Minus dari PDIP, Berikut Daftar 59 Calon Wamen yang Bertemu Prabowo Hari Ini
JAKARTA, investortrust.id - Presiden terpilih Prabowo Subianto melanjutkan memanggil para calon penghuni kabinet pemerintahannya mendatang ke kediamannya di Jalan Kertanegara, Jakarta, Selasa (15/10/2024). Bahkan, jumlah calon pejabat yang dipanggil hari ini lebih banyak dibanding Senin (15/10/2024) kemarin.

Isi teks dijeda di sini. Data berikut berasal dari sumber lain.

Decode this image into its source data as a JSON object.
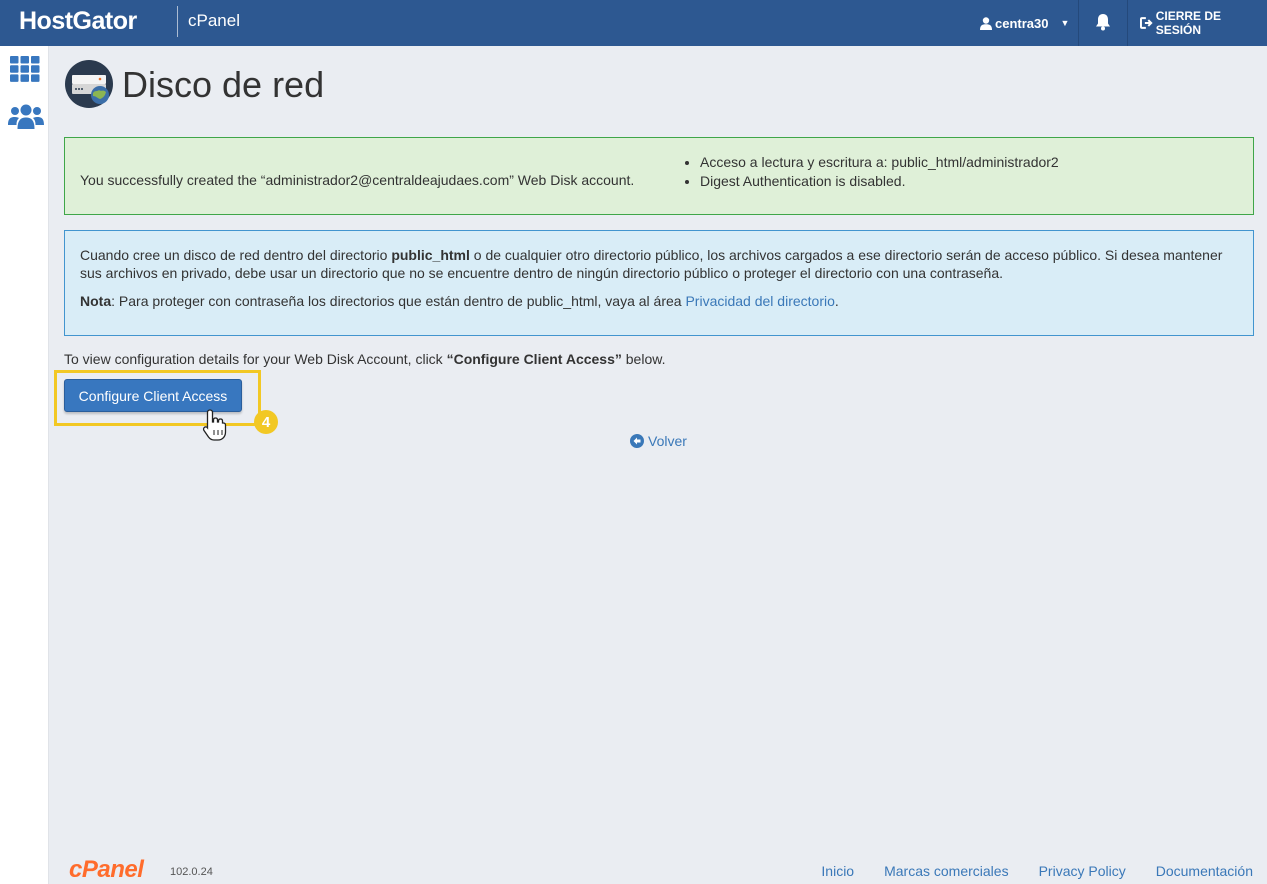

Berdasarkan catatan investortrust.id, terdapat 59 calon wakil menteri (wamen) dan kepala badan yang dipanggil dan bertemu Prabowo di Kertanegara hari ini. Sementara, pada hari kemarin, Prabowo memanggil 49 calon menteri.
Baca Juga
Stella Christie, Guru Besar Tsinghua University yang Bakal Masuk Kabinet Prabowo
Sebanyak 59 calon wamen dan kepala badan itu memiliki latar belakang beragam. Terdapat calon yang merupakan wakil menteri saat ini, elite politik, profesional, relawan, hingga figur publik, akademisi, dan pendakwah.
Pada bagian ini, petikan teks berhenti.